• Ecrire un texte à partir de photographies de gens vivant dans l'Himalaya

    Imaginer qu'on est un autre que soi-même en France, dans l'environnement socio-culturel auquel on est habitué, est déjà fort difficile. Alors, se mettre dans la peau d'un jeune népalais gardant du bétail dans une solitude extrême ou d'une mère tibétaine vivant à 3000 mètres d'altitude sous une tente avec toute sa famille et son dernier né sur le dos, est une tâche quasi insurmontable. Cette façon de vivre est tellement éloignée de nos standards occidentaux que l'imagination se bloque à l'idée que toute une vie pourrait se dérouler ainsi.

    Quelles pensées peuvent bien habiter ces têtes ? Que se cache t-il derrière ces yeux rieurs ? Se posent-ils les mêmes questions que nous autres, sur leur avenir, sur le monde qui change, sur le sens de la vie ? Ou bien se cantonnent-ils à des réflexions utiles, sur le bétail, la nourriture, l'habillement, le logement, les déplacements, la famille, la recherche d'un conjoint ? Que leur a t-on inculqué depuis qu'ils sont nés?

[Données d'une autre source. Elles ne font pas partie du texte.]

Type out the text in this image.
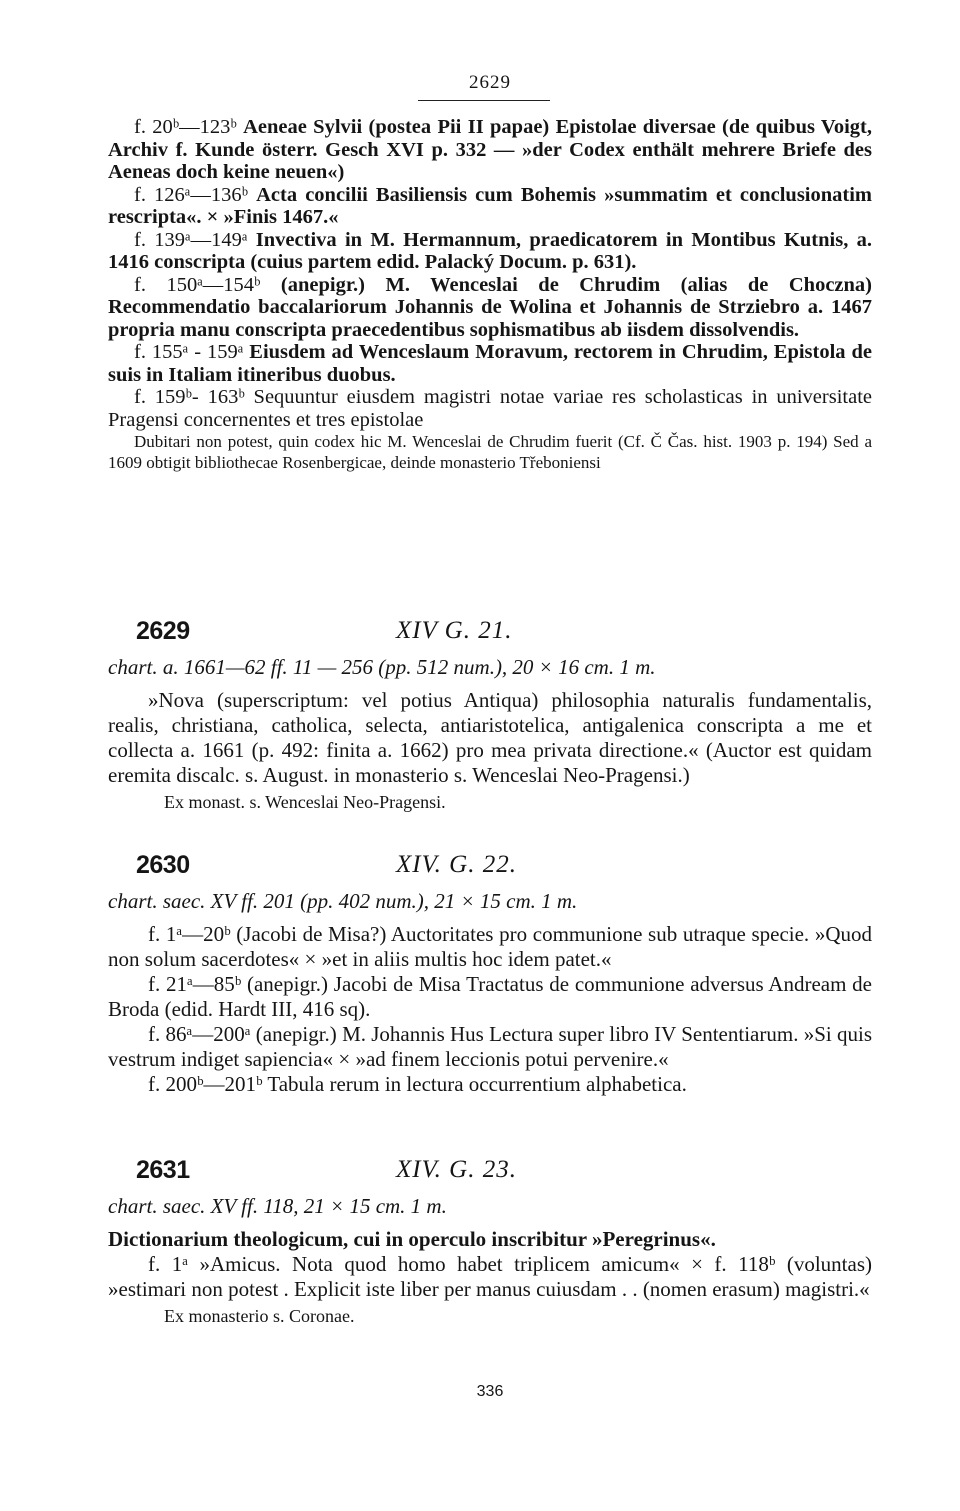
2629

f. 20ᵇ—123ᵇ Aeneae Sylvii (postea Pii II papae) Epistolae diversae (de quibus Voigt, Archiv f. Kunde österr. Gesch XVI p. 332 — »der Codex enthält mehrere Briefe des Aeneas doch keine neuen«)

f. 126ᵃ—136ᵇ Acta concilii Basiliensis cum Bohemis »summatim et conclusionatim rescripta«. × »Finis 1467.«

f. 139ᵃ—149ᵃ Invectiva in M. Hermannum, praedicatorem in Montibus Kutnis, a. 1416 conscripta (cuius partem edid. Palacký Docum. p. 631).

f. 150ᵃ—154ᵇ (anepigr.) M. Wenceslai de Chrudim (alias de Choczna) Recommendatio baccalariorum Johannis de Wolina et Johannis de Strziebro a. 1467 propria manu conscripta praecedentibus sophismatibus ab iisdem dissolvendis.

f. 155ᵃ - 159ᵃ Eiusdem ad Wenceslaum Moravum, rectorem in Chrudim, Epistola de suis in Italiam itineribus duobus.

f. 159ᵇ- 163ᵇ Sequuntur eiusdem magistri notae variae res scholasticas in universitate Pragensi concernentes et tres epistolae

Dubitari non potest, quin codex hic M. Wenceslai de Chrudim fuerit (Cf. Č Čas. hist. 1903 p. 194) Sed a 1609 obtigit bibliothecae Rosenbergicae, deinde monasterio Třeboniensi

2629	XIV G. 21.

chart. a. 1661—62 ff. 11 — 256 (pp. 512 num.), 20 × 16 cm. 1 m.

»Nova (superscriptum: vel potius Antiqua) philosophia naturalis fundamentalis, realis, christiana, catholica, selecta, antiaristotelica, antigalenica conscripta a me et collecta a. 1661 (p. 492: finita a. 1662) pro mea privata directione.« (Auctor est quidam eremita discalc. s. August. in monasterio s. Wenceslai Neo-Pragensi.)

Ex monast. s. Wenceslai Neo-Pragensi.

2630	XIV. G. 22.

chart. saec. XV ff. 201 (pp. 402 num.), 21 × 15 cm. 1 m.

f. 1ᵃ—20ᵇ (Jacobi de Misa?) Auctoritates pro communione sub utraque specie. »Quod non solum sacerdotes« × »et in aliis multis hoc idem patet.«

f. 21ᵃ—85ᵇ (anepigr.) Jacobi de Misa Tractatus de communione adversus Andream de Broda (edid. Hardt III, 416 sq).

f. 86ᵃ—200ᵃ (anepigr.) M. Johannis Hus Lectura super libro IV Sententiarum. »Si quis vestrum indiget sapiencia« × »ad finem leccionis potui pervenire.«

f. 200ᵇ—201ᵇ Tabula rerum in lectura occurrentium alphabetica.

2631	XIV. G. 23.

chart. saec. XV ff. 118, 21 × 15 cm. 1 m.

Dictionarium theologicum, cui in operculo inscribitur »Peregrinus«.

f. 1ᵃ »Amicus. Nota quod homo habet triplicem amicum« × f. 118ᵇ (voluntas) »estimari non potest . Explicit iste liber per manus cuiusdam . . (nomen erasum) magistri.«

Ex monasterio s. Coronae.

336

Quelles valeurs de vie en société sont les leurs ? Quelles sont leurs croyances ? Se contentent-ils de suivre la tradition sans se poser de questions ? Sont-ils réellement aussi heureux qu'on veut bien le dire en se fiant essentiellement à leur apparence et à leur accueil ?

    Ce n'est certainement pas en allant faire un voyage touristique de quelques jours ou de quelques semaines chez eux qu'un occidental pourra trouver la réponse à ces questions, n'en déplaise à ceux qui expriment une admiration sans borne envers ces gens si différents de nous, supposés si simples et par conséquent forcément meilleurs. Seraient-ils aussi accueillants si des hordes de touristes venaient à débarquer en flot continu, comme dans un zoo, avec leur appareil photo, leur portable et leur Facebook en bandoulière ? Pourquoi « l'âpreté des paysages et la rudesse des éléments » donneraient-ils « tout son sens à la vie de leurs habitants » ? C'est typiquement une réflexion de touriste venu s'extasier un petit moment dans un environnement exotique, mais désirant retrouver ensuite le confort auquel il est habitué.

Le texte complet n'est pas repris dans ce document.